Decoding anthocyanin impact: Genetic insights into plant defense and growth trade-offs

Anthocyanins are key pigments in plants for plant resistance to abiotic stress. It can provide photoprotection by potentially absorbing visible light and scavenging reactive oxygen species (ROS) when biotic stress occurs. However, comparative studies of anthocyanin function are challenged due to the absence of isogenic plant models with variable anthocyanin levels.

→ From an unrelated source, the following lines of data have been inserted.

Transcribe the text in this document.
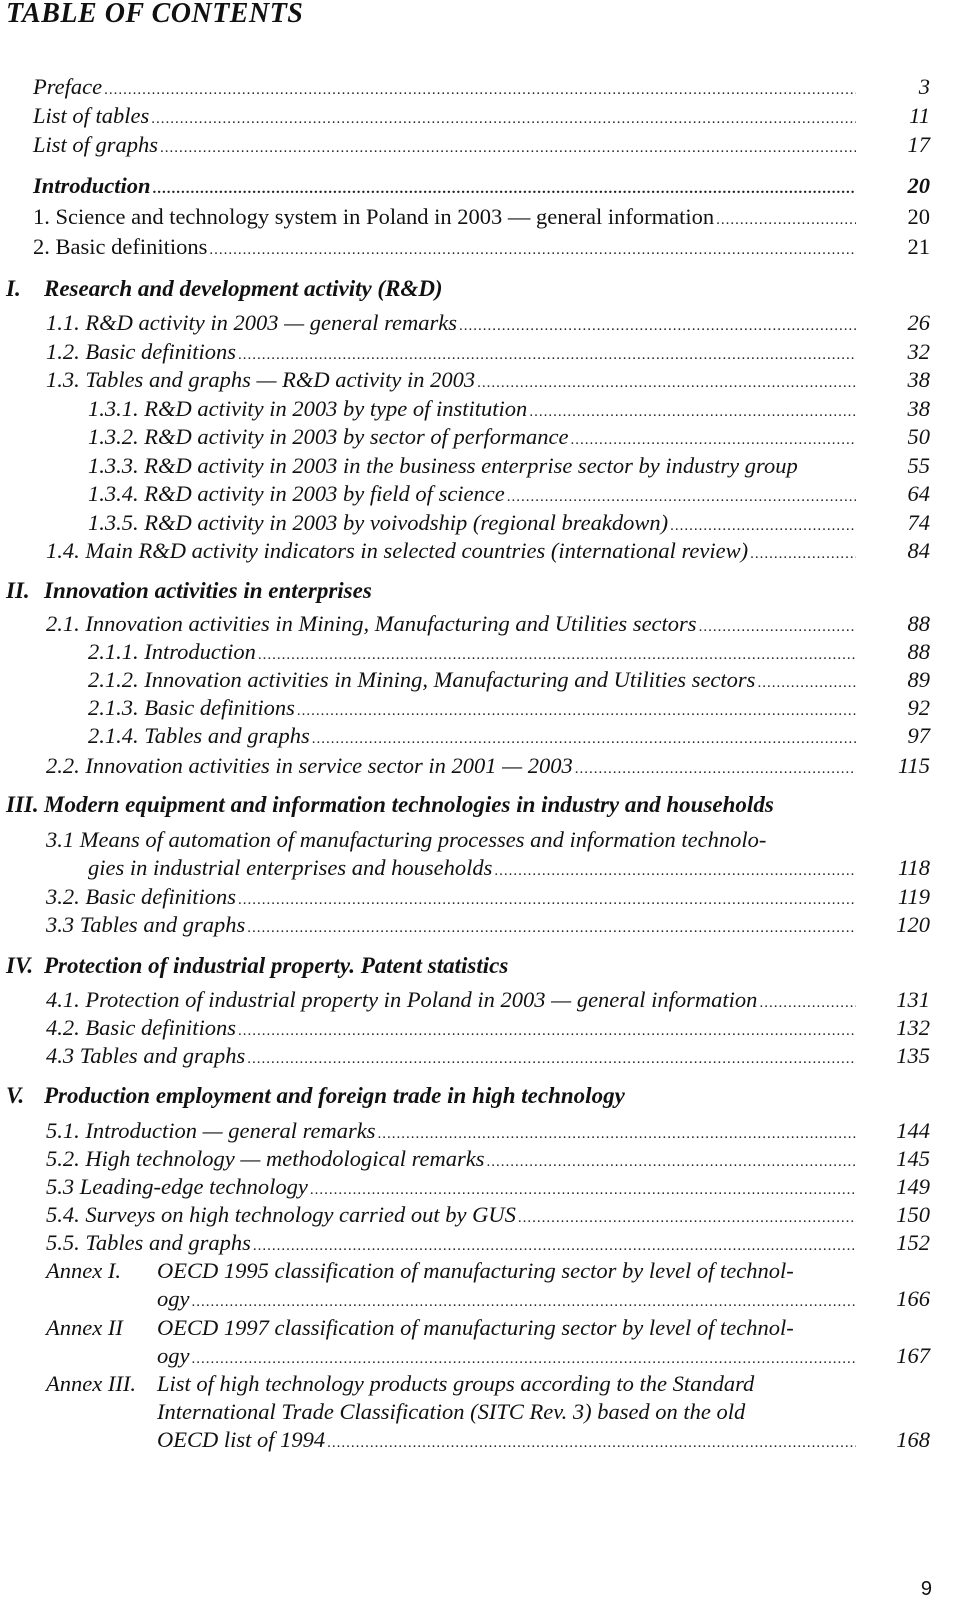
TABLE OF CONTENTS
Preface .....	3
List of tables .....	11
List of graphs .....	17
Introduction .....	20
1. Science and technology system in Poland in 2003 — general information .....	20
2. Basic definitions .....	21
I. Research and development activity (R&D)
1.1. R&D activity in 2003 — general remarks .....	26
1.2. Basic definitions .....	32
1.3. Tables and graphs — R&D activity in 2003 .....	38
1.3.1. R&D activity in 2003 by type of institution .....	38
1.3.2. R&D activity in 2003 by sector of performance .....	50
1.3.3. R&D activity in 2003 in the business enterprise sector by industry group	55
1.3.4. R&D activity in 2003 by field of science .....	64
1.3.5. R&D activity in 2003 by voivodship (regional breakdown) .....	74
1.4. Main R&D activity indicators in selected countries (international review) .....	84
II. Innovation activities in enterprises
2.1. Innovation activities in Mining, Manufacturing and Utilities sectors .....	88
2.1.1. Introduction .....	88
2.1.2. Innovation activities in Mining, Manufacturing and Utilities sectors .....	89
2.1.3. Basic definitions .....	92
2.1.4. Tables and graphs .....	97
2.2. Innovation activities in service sector in 2001 — 2003 .....	115
III. Modern equipment and information technologies in industry and households
3.1 Means of automation of manufacturing processes and information technolo-
gies in industrial enterprises and households .....	118
3.2. Basic definitions .....	119
3.3 Tables and graphs .....	120
IV. Protection of industrial property. Patent statistics
4.1. Protection of industrial property in Poland in 2003 — general information .....	131
4.2. Basic definitions .....	132
4.3 Tables and graphs .....	135
V. Production employment and foreign trade in high technology
5.1. Introduction — general remarks .....	144
5.2. High technology — methodological remarks .....	145
5.3 Leading-edge technology .....	149
5.4. Surveys on high technology carried out by GUS .....	150
5.5. Tables and graphs .....	152
Annex I. OECD 1995 classification of manufacturing sector by level of technol-
ogy .....	166
Annex II OECD 1997 classification of manufacturing sector by level of technol-
ogy .....	167
Annex III. List of high technology products groups according to the Standard
International Trade Classification (SITC Rev. 3) based on the old
OECD list of 1994 .....	168
9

Genetic advances in tomatoes have identified the ANTHOCYANIN1 (ANT1) gene, a MYB transcription factor of tomato (Solanum lycopersicum), offering a promising avenue for study. The critical problem remains determining the primary protective mechanism of anthocyanins in plant photosynthesis.

Horticulture Research published a perspective titled by "Promoter replacement of ANT1 induces anthocyanin accumulation and triggers the shade avoidance response through developmental, physiological and metabolic reprogramming in tomato."

In this study, germination rates were first compared to examine the effects of anthocyanin overproduction on plant growth and development. Results revealed that the seeds of ANT1 plants (promoter replacement of ANT1) with high anthocyanin content had significantly lower germination rates than the control (MT) and anthocyanin-deficient mutants (a and aa).

Flowering times and vegetative growth were also affected, with ANT1 showing delayed flowering and reduced vertical growth post-flowering. The number of side branches and total leaf area was notably reduced in ANT1 plants. Productivity was assessed in ANT1 and its hybrids with M82, showing that despite similar soluble solids content, fruit yield was reduced due to smaller fruit size and fewer fruits per plant.

Light absorbance and leaf structure analyses revealed that the spectral properties of ANT1 leaves were altered, with increased absorbance in the blue and red ends of the spectrum and structural differences such as differential elongation of the palisade parenchyma and reduced thickness of both epidermis leading to leaf thickness.

Gas exchange properties were also investigated to understand the impact of anthocyanin on photosynthesis. ANT1 plants showed lower rates of photosynthesis and transpiration, as well as reduced carboxylation and electron transport rates. Furthermore, high anthocyanin levels in ANT1 provided photoprotection under high light conditions, maintaining more stable photosystem II efficiency (Fv/Fm).

Transcriptomic analysis indicated that anthocyanin accumulation led to altered expression of genes associated with shade avoidance response (SAR). ANT1 plants showed differential expression of photoreceptor genes, SAR regulators, and other genes affecting morphology and signaling. Lastly, metabolic profiling across ANT1 plants and their hybrids uncovered that certain carbohydrate levels were elevated while many amino acid concentrations were lower in ANT1, with some organic acids mildly increased.

In conclusion, this study not only advances our understanding of anthocyanin's roles in plant physiology but also provides a promising avenue for the use of anthocyanin manipulation in crop breeding to optimize plant growth and productivity.